You, my friend, need some serious help. Not that we didn't know that already, I just felt like reiterating it.
 
rosco rathbone said:
Fuck outta here!

Juices do not make a detectable sound. NO way.
Ahha you are attempting to make me prove this? Ok well they make a detectable sound when a dildo is acting in accordance with them then. That's when you can hear juices.
 
rimmy said:
It's only a buzzkill for me if you're a one and done kinda girl. If you have some more O's stashed away in there then it's all good but if you blew your wad too early then we may have a problem.


P.S. I'd really like to shame you.
i start when penetration starts and stop when it stops, whether i want to or not. sometimes i'll get a breather in certain positions. uncontrollable reflex kind of thing.

i'd like to see you try to shame me. it's not easy.
 
That's hot, A. So many different flavors of women and Os. It gladdens my heart and loins.

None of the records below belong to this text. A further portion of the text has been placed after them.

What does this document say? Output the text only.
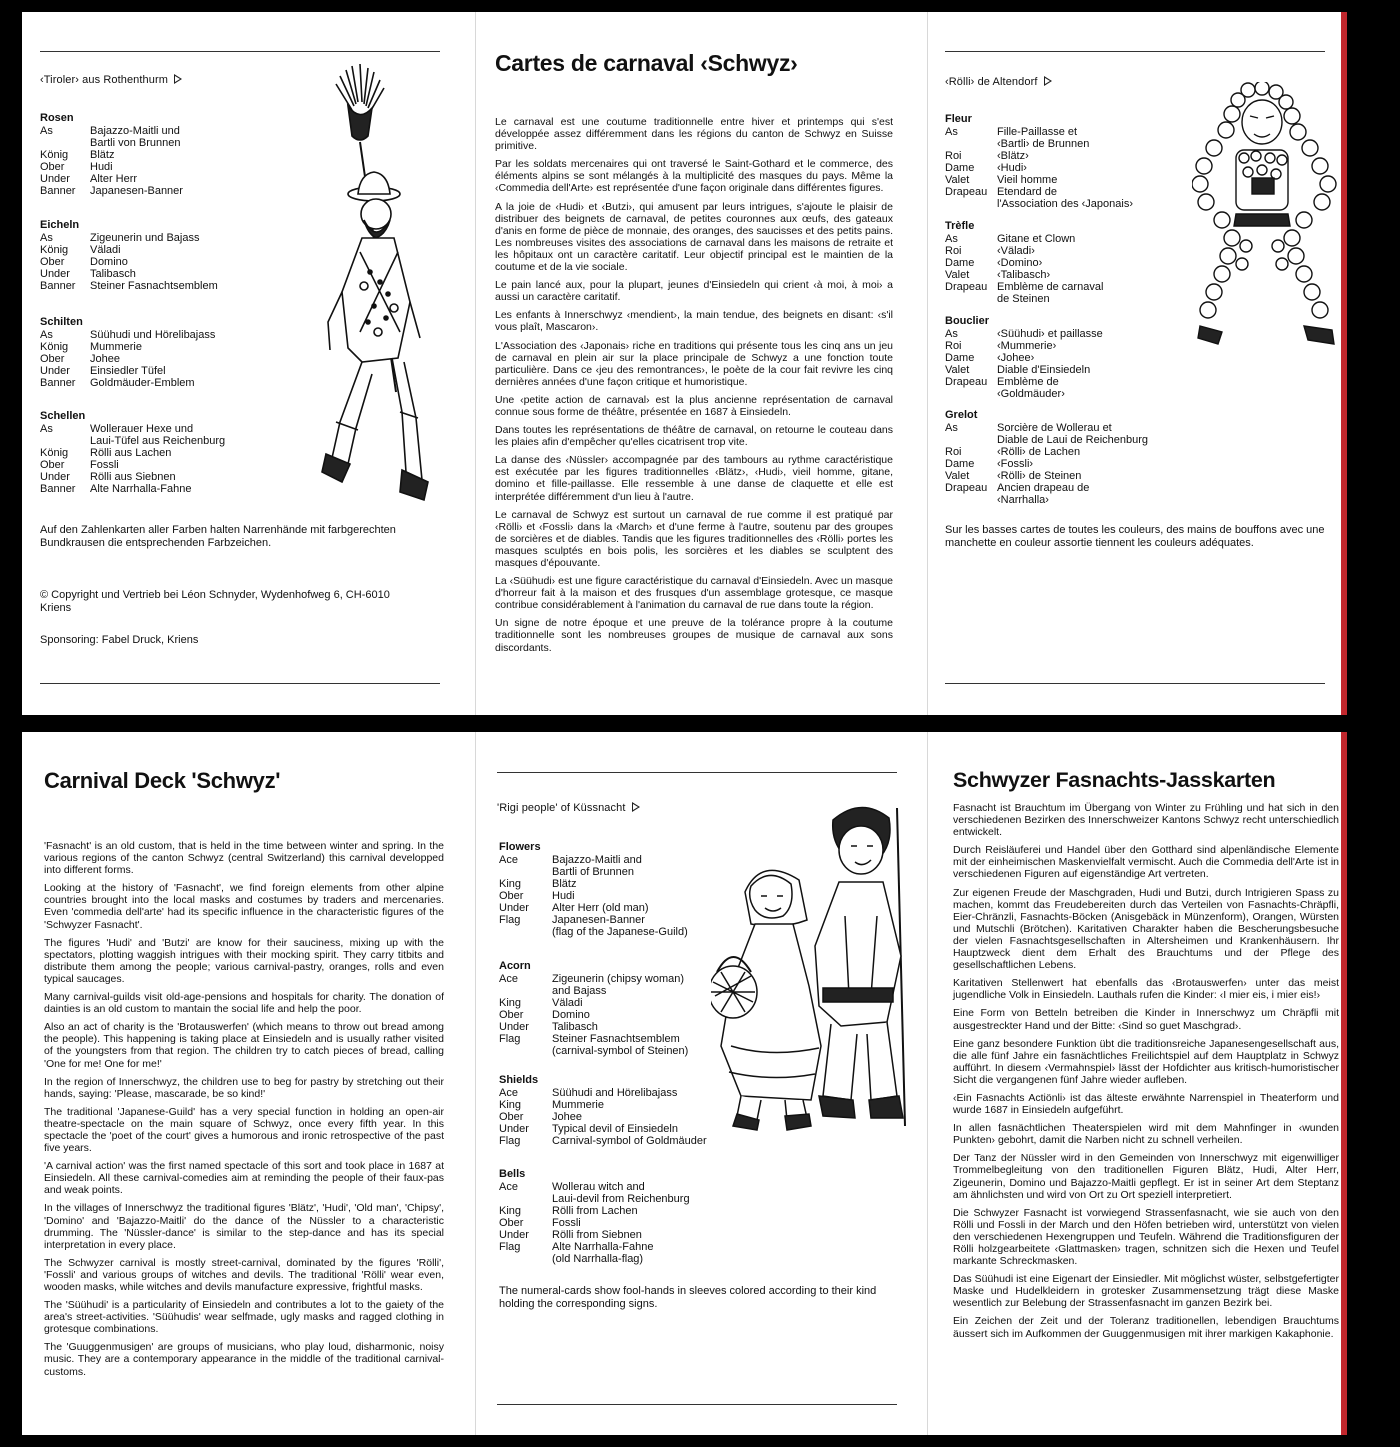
‹Tiroler› aus Rothenthurm
Rosen
As	Bajazzo-Maitli und
Bartli von Brunnen
König	Blätz
Ober	Hudi
Under	Alter Herr
Banner	Japanesen-Banner
Eicheln
As	Zigeunerin und Bajass
König	Väladi
Ober	Domino
Under	Talibasch
Banner	Steiner Fasnachtsemblem
Schilten
As	Süühudi und Hörelibajass
König	Mummerie
Ober	Johee
Under	Einsiedler Tüfel
Banner	Goldmäuder-Emblem
Schellen
As	Wollerauer Hexe und
Laui-Tüfel aus Reichenburg
König	Rölli aus Lachen
Ober	Fossli
Under	Rölli aus Siebnen
Banner	Alte Narrhalla-Fahne
Auf den Zahlenkarten aller Farben halten Narrenhände mit farbgerechten Bundkrausen die entsprechenden Farbzeichen.
© Copyright und Vertrieb bei Léon Schnyder, Wydenhofweg 6, CH-6010 Kriens
Sponsoring: Fabel Druck, Kriens
Cartes de carnaval ‹Schwyz›

Le carnaval est une coutume traditionnelle entre hiver et printemps qui s'est développée assez différemment dans les régions du canton de Schwyz en Suisse primitive.

Par les soldats mercenaires qui ont traversé le Saint-Gothard et le commerce, des éléments alpins se sont mélangés à la multiplicité des masques du pays. Même la ‹Commedia dell'Arte› est représentée d'une façon originale dans différentes figures.

A la joie de ‹Hudi› et ‹Butzi›, qui amusent par leurs intrigues, s'ajoute le plaisir de distribuer des beignets de carnaval, de petites couronnes aux œufs, des gateaux d'anis en forme de pièce de monnaie, des oranges, des saucisses et des petits pains. Les nombreuses visites des associations de carnaval dans les maisons de retraite et les hôpitaux ont un caractère caritatif. Leur objectif principal est le maintien de la coutume et de la vie sociale.

Le pain lancé aux, pour la plupart, jeunes d'Einsiedeln qui crient ‹à moi, à moi› a aussi un caractère caritatif.

Les enfants à Innerschwyz ‹mendient›, la main tendue, des beignets en disant: ‹s'il vous plaît, Mascaron›.

L'Association des ‹Japonais› riche en traditions qui présente tous les cinq ans un jeu de carnaval en plein air sur la place principale de Schwyz a une fonction toute particulière. Dans ce ‹jeu des remontrances›, le poète de la cour fait revivre les cinq dernières années d'une façon critique et humoristique.

Une ‹petite action de carnaval› est la plus ancienne représentation de carnaval connue sous forme de théâtre, présentée en 1687 à Einsiedeln.

Dans toutes les représentations de théâtre de carnaval, on retourne le couteau dans les plaies afin d'empêcher qu'elles cicatrisent trop vite.

La danse des ‹Nüssler› accompagnée par des tambours au rythme caractéristique est exécutée par les figures traditionnelles ‹Blätz›, ‹Hudi›, vieil homme, gitane, domino et fille-paillasse. Elle ressemble à une danse de claquette et elle est interprétée différemment d'un lieu à l'autre.

Le carnaval de Schwyz est surtout un carnaval de rue comme il est pratiqué par ‹Rölli› et ‹Fossli› dans la ‹March› et d'une ferme à l'autre, soutenu par des groupes de sorcières et de diables. Tandis que les figures traditionnelles des ‹Rölli› portes les masques sculptés en bois polis, les sorcières et les diables se sculptent des masques d'épouvante.

La ‹Süühudi› est une figure caractéristique du carnaval d'Einsiedeln. Avec un masque d'horreur fait à la maison et des frusques d'un assemblage grotesque, ce masque contribue considérablement à l'animation du carnaval de rue dans toute la région.

Un signe de notre époque et une preuve de la tolérance propre à la coutume traditionnelle sont les nombreuses groupes de musique de carnaval aux sons discordants.

‹Rölli› de Altendorf
Fleur
As	Fille-Paillasse et
‹Bartli› de Brunnen
Roi	‹Blätz›
Dame	‹Hudi›
Valet	Vieil homme
Drapeau Etendard de
l'Association des ‹Japonais›
Trèfle
As	Gitane et Clown
Roi	‹Väladi›
Dame	‹Domino›
Valet	‹Talibasch›
Drapeau Emblème de carnaval
de Steinen
Bouclier
As	‹Süühudi› et paillasse
Roi	‹Mummerie›
Dame	‹Johee›
Valet	Diable d'Einsiedeln
Drapeau Emblème de
‹Goldmäuder›
Grelot
As	Sorcière de Wollerau et
Diable de Laui de Reichenburg
Roi	‹Rölli› de Lachen
Dame	‹Fossli›
Valet	‹Rölli› de Steinen
Drapeau Ancien drapeau de
‹Narrhalla›
Sur les basses cartes de toutes les couleurs, des mains de bouffons avec une manchette en couleur assortie tiennent les couleurs adéquates.
Carnival Deck 'Schwyz'

'Fasnacht' is an old custom, that is held in the time between winter and spring. In the various regions of the canton Schwyz (central Switzerland) this carnival developped into different forms.

Looking at the history of 'Fasnacht', we find foreign elements from other alpine countries brought into the local masks and costumes by traders and mercenaries. Even 'commedia dell'arte' had its specific influence in the characteristic figures of the 'Schwyzer Fasnacht'.

The figures 'Hudi' and 'Butzi' are know for their sauciness, mixing up with the spectators, plotting waggish intrigues with their mocking spirit. They carry titbits and distribute them among the people; various carnival-pastry, oranges, rolls and even typical saucages.

Many carnival-guilds visit old-age-pensions and hospitals for charity. The donation of dainties is an old custom to mantain the social life and help the poor.

Also an act of charity is the 'Brotauswerfen' (which means to throw out bread among the people). This happening is taking place at Einsiedeln and is usually rather visited of the youngsters from that region. The children try to catch pieces of bread, calling 'One for me! One for me!'

In the region of Innerschwyz, the children use to beg for pastry by stretching out their hands, saying: 'Please, mascarade, be so kind!'

The traditional 'Japanese-Guild' has a very special function in holding an open-air theatre-spectacle on the main square of Schwyz, once every fifth year. In this spectacle the 'poet of the court' gives a humorous and ironic retrospective of the past five years.

'A carnival action' was the first named spectacle of this sort and took place in 1687 at Einsiedeln. All these carnival-comedies aim at reminding the people of their faux-pas and weak points.

In the villages of Innerschwyz the traditional figures 'Blätz', 'Hudi', 'Old man', 'Chipsy', 'Domino' and 'Bajazzo-Maitli' do the dance of the Nüssler to a characteristic drumming. The 'Nüssler-dance' is similar to the step-dance and has its special interpretation in every place.

The Schwyzer carnival is mostly street-carnival, dominated by the figures 'Rölli', 'Fossli' and various groups of witches and devils. The traditional 'Rölli' wear even, wooden masks, while witches and devils manufacture expressive, frightful masks.

The 'Süühudi' is a particularity of Einsiedeln and contributes a lot to the gaiety of the area's street-activities. 'Süühudis' wear selfmade, ugly masks and ragged clothing in grotesque combinations.

The 'Guuggenmusigen' are groups of musicians, who play loud, disharmonic, noisy music. They are a contemporary appearance in the middle of the traditional carnival-customs.

'Rigi people' of Küssnacht
Flowers
Ace	Bajazzo-Maitli and
Bartli of Brunnen
King	Blätz
Ober	Hudi
Under	Alter Herr (old man)
Flag	Japanesen-Banner
(flag of the Japanese-Guild)
Acorn
Ace	Zigeunerin (chipsy woman)
and Bajass
King	Väladi
Ober	Domino
Under	Talibasch
Flag	Steiner Fasnachtsemblem
(carnival-symbol of Steinen)
Shields
Ace	Süühudi and Hörelibajass
King	Mummerie
Ober	Johee
Under	Typical devil of Einsiedeln
Flag	Carnival-symbol of Goldmäuder
Bells
Ace	Wollerau witch and
Laui-devil from Reichenburg
King	Rölli from Lachen
Ober	Fossli
Under	Rölli from Siebnen
Flag	Alte Narrhalla-Fahne
(old Narrhalla-flag)
The numeral-cards show fool-hands in sleeves colored according to their kind holding the corresponding signs.
Schwyzer Fasnachts-Jasskarten

Fasnacht ist Brauchtum im Übergang von Winter zu Frühling und hat sich in den verschiedenen Bezirken des Innerschweizer Kantons Schwyz recht unterschiedlich entwickelt.

Durch Reisläuferei und Handel über den Gotthard sind alpenländische Elemente mit der einheimischen Maskenvielfalt vermischt. Auch die Commedia dell'Arte ist in verschiedenen Figuren auf eigenständige Art vertreten.

Zur eigenen Freude der Maschgraden, Hudi und Butzi, durch Intrigieren Spass zu machen, kommt das Freudebereiten durch das Verteilen von Fasnachts-Chräpfli, Eier-Chränzli, Fasnachts-Böcken (Anisgebäck in Münzenform), Orangen, Würsten und Mutschli (Brötchen). Karitativen Charakter haben die Bescherungsbesuche der vielen Fasnachtsgesellschaften in Altersheimen und Krankenhäusern. Ihr Hauptzweck dient dem Erhalt des Brauchtums und der Pflege des gesellschaftlichen Lebens.

Karitativen Stellenwert hat ebenfalls das ‹Brotauswerfen› unter das meist jugendliche Volk in Einsiedeln. Lauthals rufen die Kinder: ‹I mier eis, i mier eis!›

Eine Form von Betteln betreiben die Kinder in Innerschwyz um Chräpfli mit ausgestreckter Hand und der Bitte: ‹Sind so guet Maschgrad›.

Eine ganz besondere Funktion übt die traditionsreiche Japanesengesellschaft aus, die alle fünf Jahre ein fasnächtliches Freilichtspiel auf dem Hauptplatz in Schwyz aufführt. In diesem ‹Vermahnspiel› lässt der Hofdichter aus kritisch-humoristischer Sicht die vergangenen fünf Jahre wieder aufleben.

‹Ein Fasnachts Actiönli› ist das älteste erwähnte Narrenspiel in Theaterform und wurde 1687 in Einsiedeln aufgeführt.

In allen fasnächtlichen Theaterspielen wird mit dem Mahnfinger in ‹wunden Punkten› gebohrt, damit die Narben nicht zu schnell verheilen.

Der Tanz der Nüssler wird in den Gemeinden von Innerschwyz mit eigenwilliger Trommelbegleitung von den traditionellen Figuren Blätz, Hudi, Alter Herr, Zigeunerin, Domino und Bajazzo-Maitli gepflegt. Er ist in seiner Art dem Steptanz am ähnlichsten und wird von Ort zu Ort speziell interpretiert.

Die Schwyzer Fasnacht ist vorwiegend Strassenfasnacht, wie sie auch von den Rölli und Fossli in der March und den Höfen betrieben wird, unterstützt von vielen den verschiedenen Hexengruppen und Teufeln. Während die Traditionsfiguren der Rölli holzgearbeitete ‹Glattmasken› tragen, schnitzen sich die Hexen und Teufel markante Schreckmasken.

Das Süühudi ist eine Eigenart der Einsiedler. Mit möglichst wüster, selbstgefertigter Maske und Hudelkleidern in grotesker Zusammensetzung trägt diese Maske wesentlich zur Belebung der Strassenfasnacht im ganzen Bezirk bei.

Ein Zeichen der Zeit und der Toleranz traditionellen, lebendigen Brauchtums äussert sich im Aufkommen der Guuggenmusigen mit ihrer markigen Kakaphonie.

It's especially delicious when one woman has a multitude of different Os. Inspires reverence and awe.
 
tortoise said:
That's hot, A. So many different flavors of women and Os. It gladdens my heart and loins.

It's especially delicious when one woman has a multitude of different Os. Inspires reverence and awe.
it kind of gets annoying. there are times i'd like to just sit back and enjoy the ride without hyperventilating and getting all frenetic.
 
Hester said:
it kind of gets annoying. there are times i'd like to just sit back and enjoy the ride without hyperventilating and getting all frenetic.

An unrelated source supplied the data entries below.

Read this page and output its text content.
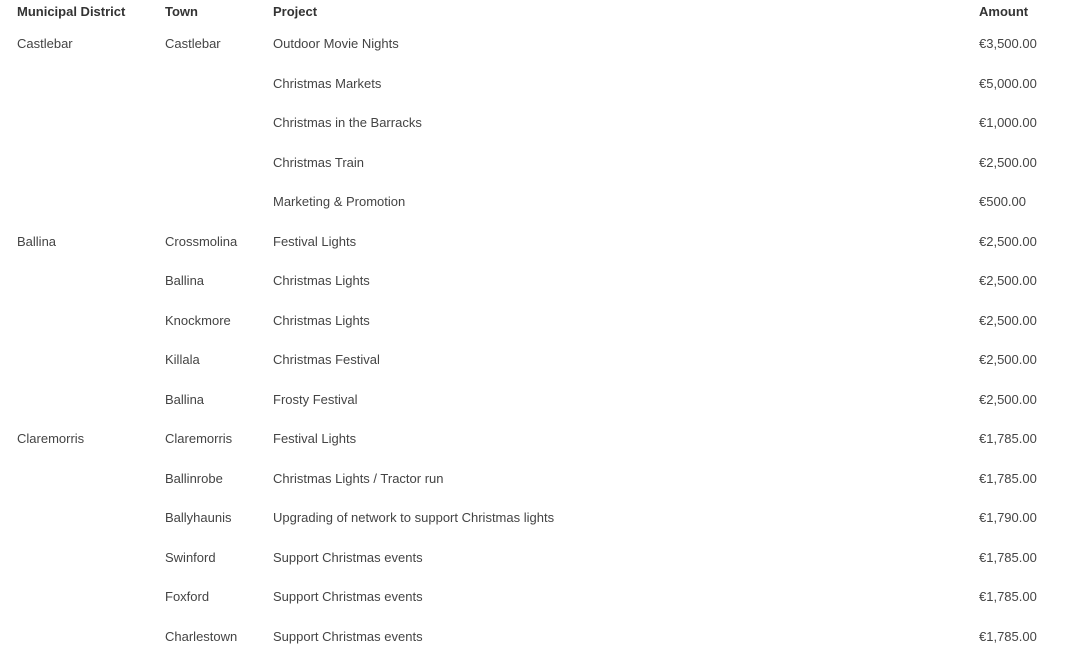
Municipal District	Town	Project	Amount
Castlebar	Castlebar	Outdoor Movie Nights	€3,500.00
		Christmas Markets	€5,000.00
		Christmas in the Barracks	€1,000.00
		Christmas Train	€2,500.00
		Marketing & Promotion	€500.00
Ballina	Crossmolina	Festival Lights	€2,500.00
	Ballina	Christmas Lights	€2,500.00
	Knockmore	Christmas Lights	€2,500.00
	Killala	Christmas Festival	€2,500.00
	Ballina	Frosty Festival	€2,500.00
Claremorris	Claremorris	Festival Lights	€1,785.00
	Ballinrobe	Christmas Lights / Tractor run	€1,785.00
	Ballyhaunis	Upgrading of network to support Christmas lights	€1,790.00
	Swinford	Support Christmas events	€1,785.00
	Foxford	Support Christmas events	€1,785.00
	Charlestown	Support Christmas events	€1,785.00
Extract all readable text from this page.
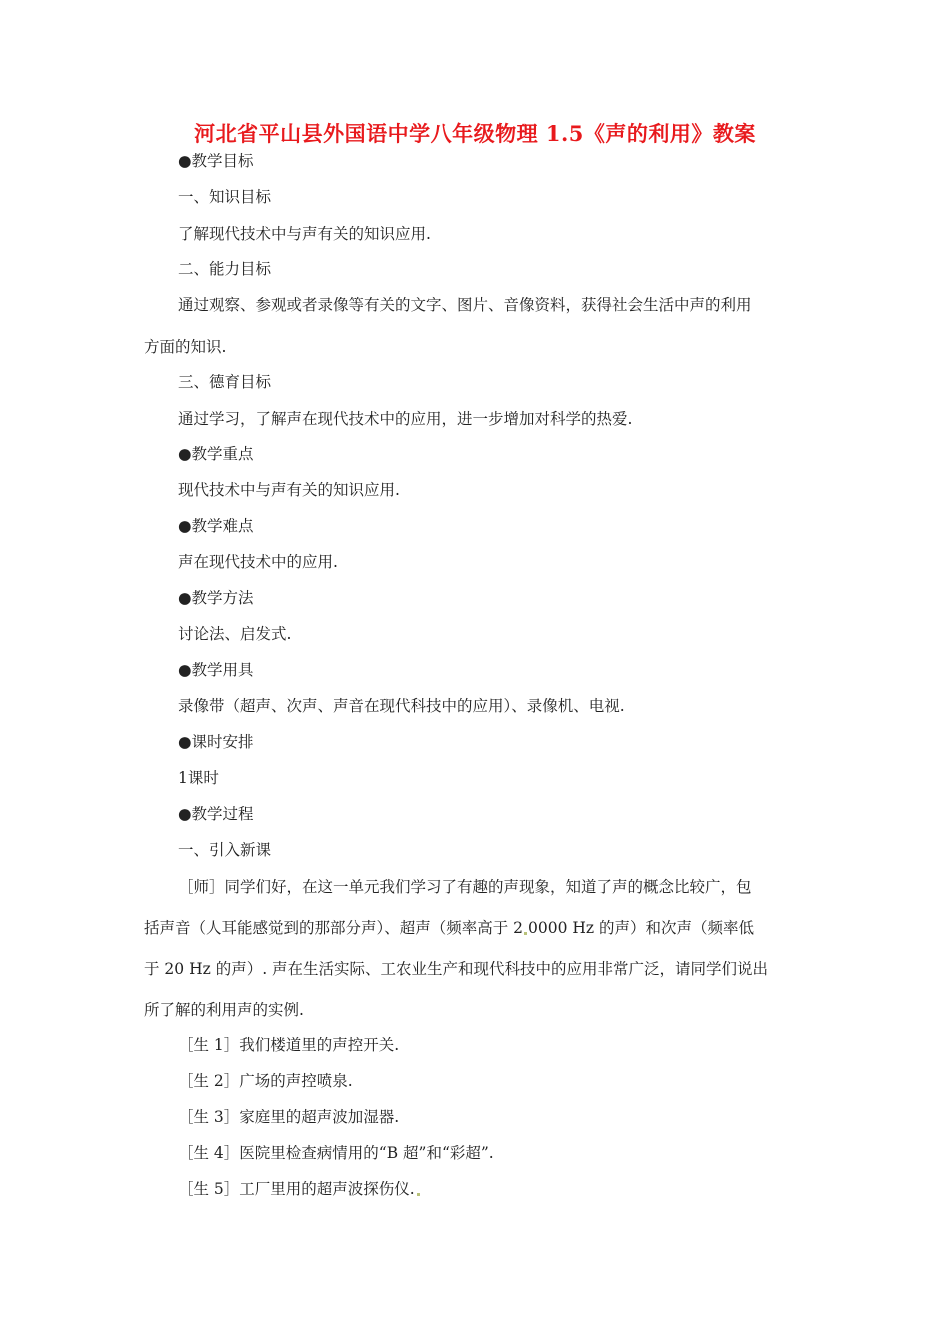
河北省平山县外国语中学八年级物理 1.5《声的利用》教案
●教学目标
一、知识目标
了解现代技术中与声有关的知识应用.
二、能力目标
通过观察、参观或者录像等有关的文字、图片、音像资料，获得社会生活中声的利用
方面的知识.
三、德育目标
通过学习，了解声在现代技术中的应用，进一步增加对科学的热爱.
●教学重点
现代技术中与声有关的知识应用.
●教学难点
声在现代技术中的应用.
●教学方法
讨论法、启发式.
●教学用具
录像带（超声、次声、声音在现代科技中的应用）、录像机、电视.
●课时安排
1课时
●教学过程
一、引入新课
［师］同学们好，在这一单元我们学习了有趣的声现象，知道了声的概念比较广，包
括声音（人耳能感觉到的那部分声）、超声（频率高于 2 0000 Hz 的声）和次声（频率低
于 20 Hz 的声）. 声在生活实际、工农业生产和现代科技中的应用非常广泛，请同学们说出
所了解的利用声的实例.
［生 1］我们楼道里的声控开关.
［生 2］广场的声控喷泉.
［生 3］家庭里的超声波加湿器.
［生 4］医院里检查病情用的“B 超”和“彩超”.
［生 5］工厂里用的超声波探伤仪.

Hm. I would imagine (and I could very well be talking out my ass here, wouldn't be the first time, nor the last) that many women would like to be in your, uh, bare feet in this regard.

As a guy, I can say it would NOT be annoying in the slightest. Although, I do enjoy the slow, gradual build with frenzy at the top very much as well. It's all good.
 
Hester said:
i start when penetration starts and stop when it stops, whether i want to or not. sometimes i'll get a breather in certain positions. uncontrollable reflex kind of thing.

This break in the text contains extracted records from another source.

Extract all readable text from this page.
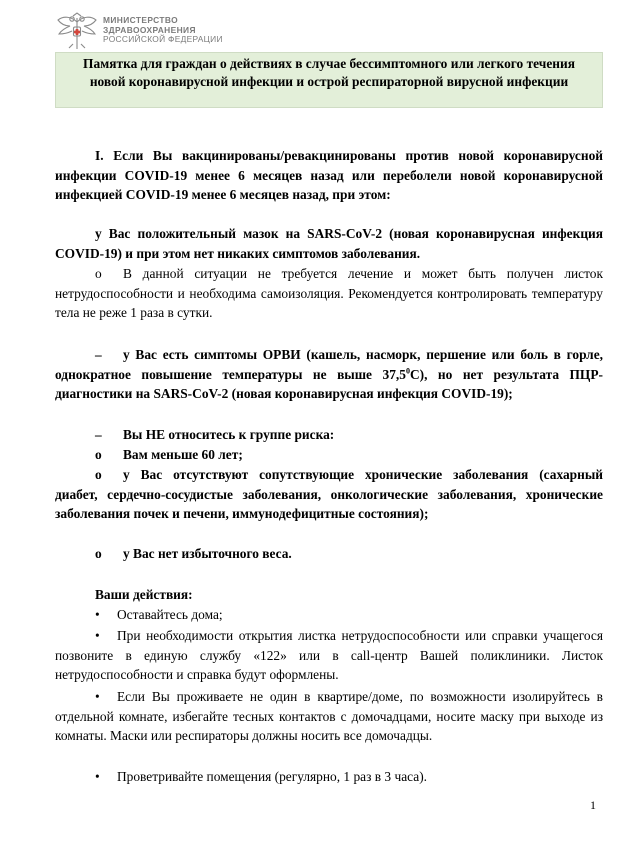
МИНИСТЕРСТВО
ЗДРАВООХРАНЕНИЯ
РОССИЙСКОЙ ФЕДЕРАЦИИ
Памятка для граждан о действиях в случае бессимптомного или легкого течения новой коронавирусной инфекции и острой респираторной вирусной инфекции

I. Если Вы вакцинированы/ревакцинированы против новой коронавирусной инфекции COVID-19 менее 6 месяцев назад или переболели новой коронавирусной инфекцией COVID-19 менее 6 месяцев назад, при этом:

у Вас положительный мазок на SARS-CoV-2 (новая коронавирусная инфекция COVID-19) и при этом нет никаких симптомов заболевания.

o В данной ситуации не требуется лечение и может быть получен листок нетрудоспособности и необходима самоизоляция. Рекомендуется контролировать температуру тела не реже 1 раза в сутки.

– у Вас есть симптомы ОРВИ (кашель, насморк, першение или боль в горле, однократное повышение температуры не выше 37,5$^0$С), но нет результата ПЦР-диагностики на SARS-CoV-2 (новая коронавирусная инфекция COVID-19);

– Вы НЕ относитесь к группе риска:

o Вам меньше 60 лет;

o у Вас отсутствуют сопутствующие хронические заболевания (сахарный диабет, сердечно-сосудистые заболевания, онкологические заболевания, хронические заболевания почек и печени, иммунодефицитные состояния);

o у Вас нет избыточного веса.

Ваши действия:

• Оставайтесь дома;

• При необходимости открытия листка нетрудоспособности или справки учащегося позвоните в единую службу «122» или в call-центр Вашей поликлиники. Листок нетрудоспособности и справка будут оформлены.

• Если Вы проживаете не один в квартире/доме, по возможности изолируйтесь в отдельной комнате, избегайте тесных контактов с домочадцами, носите маску при выходе из комнаты. Маски или респираторы должны носить все домочадцы.

• Проветривайте помещения (регулярно, 1 раз в 3 часа).

1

i'd like to see you try to shame me. it's not easy.
Oh My God! This is when I get my "penis for a day" fantasy. That must be a very thrilling ride for the penetrator.
 
Olivia_Yearns said:
Oh My God! This is when I get my "penis for a day" fantasy. That must be a very thrilling ride for the penetrator.
there was a john irving character---a viennese prostitute---who inhabited a hotel with other working girls. in the story they made fun of her because they could always hear her dramatizing her orgasms. toward the end of the story it was revealed that she always Oed with her clients. little did i know when i read that as a young adult that that woman would be me.
 
Hester said:
...toward the end of the story it was revealed that she always Oed with her clients. little did i know when i read that as a young adult that that woman would be me.

You always O with your clients? :confused:

Whatever it is you do, I wish you could bottle it and sell it to other women. You'd become a billionare, albeit it in a kind of embarassing way. Actually, I think your biggest customers might be women's husbands. ;)
 
stirbird said:
You always O with your clients? :confused:

Whatever it is you do, I wish you could bottle it and sell it to other women. You'd become a billionare, albeit it in a kind of embarassing way. Actually, I think your biggest customers might be women's husbands. ;)
lol. if they only knew, eh?

oddly, i hardly ever use self penetration when masturbating. maybe a few times a month.